VIsoQLR results panel. a Display subpanel containing the isoforms detected by VIsoQLR, including their exon configuration, coordinates, lengths and relative quantification. If uploaded by the user, externally defined isoforms are displayed. The color code is used to identify identical exons. Below isoforms, the frequency of start (blue) and end (red) coordinates are shown. The consensus exon coordinates (CECs) are marked with a dot on each bar, and the exact coordinate and frequency are displayed with the cursor over. All the plots are aligned on the x-axis. This plot can be downloaded as a dynamic figure in HTML or as a static figure in multiple formats in a configurable size. b CECs are displayed in two tables (for start and end coordinates) with “Breakpoint”, “Lower limit”, and “Upper Limit” information that can be edited. The number of reads at the exact CECs and corresponding intervals are displayed. These coordinates can be downloaded as a single table. c Extra isoform and exon information regarding their lengths and abundances is displayed and can be downloaded in multiple formats

The consensus positions of the start and end exon are shown in two separate tables (Fig. 3b). Their coordinates, as well as the window defining them, can be edited directly in these tables. The manual edition of start and end positions automatically redefines the exons and isoforms and recalculates their relative abundance. These tables provide additional information on the size and abundance of isoforms and exons (Fig. 3c).

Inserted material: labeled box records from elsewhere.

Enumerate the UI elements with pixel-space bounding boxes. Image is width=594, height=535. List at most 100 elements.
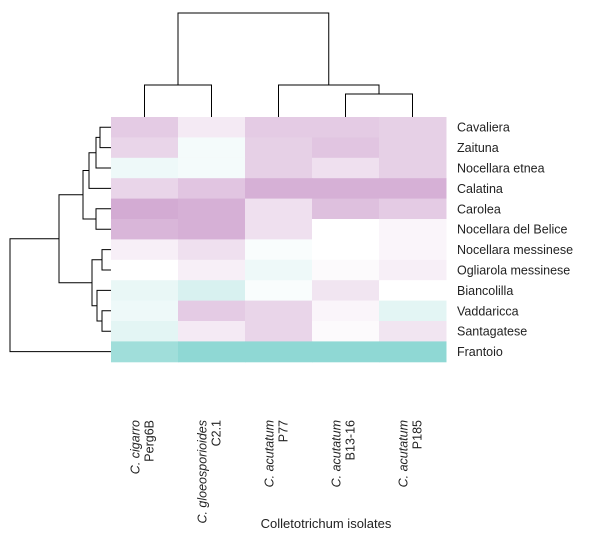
- heatmap-cell: [111, 198, 179, 220]
- dendrogram-branch: [9, 238, 111, 353]
- row-dendrogram: [9, 126, 111, 353]
- heatmap-cell: [245, 157, 313, 179]
- heatmap-cell: [178, 341, 246, 363]
- heatmap-cell: [245, 300, 313, 322]
- heatmap-cell: [178, 219, 246, 240]
- row-label: Nocellara messinese: [457, 243, 573, 257]
- heatmap-cell: [111, 341, 179, 363]
- heatmap-cell: [111, 219, 179, 240]
- heatmap-cell: [312, 280, 380, 302]
- row-label: Calatina: [457, 182, 503, 196]
- heatmap-cell: [111, 178, 179, 200]
- heatmap-cell: [245, 239, 313, 261]
- heatmap-cell: [111, 157, 179, 179]
- heatmap-cell: [111, 300, 179, 322]
- heatmap-cell: [379, 117, 447, 138]
- heatmap-cell: [312, 157, 380, 179]
- dendrogram-branch: [58, 194, 92, 284]
- heatmap-cell: [312, 239, 380, 261]
- heatmap-cell: [111, 239, 179, 261]
- heatmap-cell: [312, 198, 380, 220]
- dendrogram-branch: [101, 249, 111, 271]
- dendrogram-branch: [95, 208, 111, 230]
- heatmap-cell: [379, 239, 447, 261]
- heatmap-cell: [111, 117, 179, 138]
- dendrogram-branch: [99, 126, 111, 149]
- row-label: Nocellara etnea: [457, 162, 545, 176]
- heatmap-cell: [178, 157, 246, 179]
- heatmap-cell: [379, 300, 447, 322]
- heatmap-cell: [245, 137, 313, 159]
- heatmap-cell: [312, 321, 380, 342]
- dendrogram-branch: [144, 84, 212, 117]
- column-dendrogram: [144, 12, 413, 117]
- column-strain-label: C2.1: [210, 420, 224, 446]
- dendrogram-branch: [278, 84, 380, 117]
- column-label: C. cigarro Perg6B: [129, 420, 157, 474]
- heatmap-cell: [245, 259, 313, 281]
- dendrogram-branch: [177, 12, 330, 85]
- heatmap-cells: [111, 117, 447, 363]
- column-strain-label: B13-16: [344, 420, 358, 460]
- heatmap-cell: [312, 259, 380, 281]
- heatmap-cell: [312, 137, 380, 159]
- column-species-label: C. cigarro: [129, 420, 143, 474]
- heatmap-cell: [111, 137, 179, 159]
- row-label: Biancolilla: [457, 284, 513, 298]
- heatmap-cell: [111, 321, 179, 342]
- dendrogram-branch: [96, 289, 111, 322]
- row-label: Nocellara del Belice: [457, 223, 568, 237]
- heatmap-cell: [178, 321, 246, 342]
- row-label: Frantoio: [457, 345, 503, 359]
- heatmap-cell: [245, 280, 313, 302]
- column-species-label: C. acutatum: [263, 420, 277, 487]
- column-strain-label: P185: [411, 420, 425, 449]
- heatmap-cell: [245, 321, 313, 342]
- row-label: Vaddaricca: [457, 304, 519, 318]
- heatmap-cell: [245, 178, 313, 200]
- heatmap-cell: [312, 300, 380, 322]
- row-label: Carolea: [457, 202, 501, 216]
- heatmap-cell: [379, 137, 447, 159]
- heatmap-cell: [245, 117, 313, 138]
- column-label: C. acutatum P77: [263, 420, 291, 487]
- heatmap-cell: [379, 198, 447, 220]
- heatmap-cell: [245, 198, 313, 220]
- column-labels: C. cigarro Perg6B C. gloeosporioides C2.1 C.…: [129, 420, 425, 524]
- column-species-label: C. acutatum: [330, 420, 344, 487]
- dendrogram-branch: [88, 152, 111, 189]
- heatmap-cell: [379, 219, 447, 240]
- row-label: Santagatese: [457, 325, 527, 339]
- dendrogram-branch: [95, 136, 111, 169]
- dendrogram-branch: [101, 310, 111, 332]
- heatmap-cell: [379, 178, 447, 200]
- heatmap-cell: [178, 280, 246, 302]
- heatmap-cell: [245, 219, 313, 240]
- heatmap-cell: [312, 341, 380, 363]
- column-strain-label: Perg6B: [143, 420, 157, 462]
- column-strain-label: P77: [277, 420, 291, 442]
- heatmap-cell: [379, 157, 447, 179]
- heatmap-cell: [111, 259, 179, 281]
- heatmap-cell: [312, 219, 380, 240]
- heatmap-cell: [178, 198, 246, 220]
- column-label: C. gloeosporioides C2.1: [196, 420, 224, 524]
- column-label: C. acutatum P185: [397, 420, 425, 487]
- column-species-label: C. gloeosporioides: [196, 420, 210, 524]
- heatmap-cell: [178, 239, 246, 261]
- heatmap-cell: [312, 178, 380, 200]
- heatmap-cell: [178, 117, 246, 138]
- row-label: Cavaliera: [457, 121, 510, 135]
- x-axis-label: Colletotrichum isolates: [261, 516, 392, 531]
- heatmap-cell: [379, 341, 447, 363]
- heatmap-cell: [178, 300, 246, 322]
- heatmap-cell: [178, 178, 246, 200]
- heatmap-cell: [245, 341, 313, 363]
- heatmap-cell: [111, 280, 179, 302]
- dendrogram-branch: [345, 93, 413, 117]
- heatmap-cell: [178, 259, 246, 281]
- row-label: Ogliarola messinese: [457, 264, 570, 278]
- heatmap-cell: [178, 137, 246, 159]
- column-species-label: C. acutatum: [397, 420, 411, 487]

A benchmark of isoform detection and quantification using SIRVs

Spike-In RNA Variants (SIRVs) are a collection of synthetic transcripts with known concentrations used for quality control in RNA sequencing. To assess the detection and quantification of isoforms of our software, we analyzed public PacBio long-read sequencing data and tested the performance of three software (VIsoQLR, FLAIR and StringTie2) in detecting isoforms from the SIRV Isoform Mix E0 (Lexogen), containing 69 transcripts from seven genes (see Table S1 for mapped read sequencing metrics). FLAIR (Tang et al. 2020)⁠ and StringTie2 (Kovaka et al. 2019)⁠ are the most popular tools in whole transcriptome analysis. FLAIR requires exon coordinates to be provided as input. VIsoQLR and StringTie2 infer them from the sequence distribution. File S1, File S2 and File S3 contain the isoforms detected by VIsoQLR, FLAIR, and StringTie2, respectively.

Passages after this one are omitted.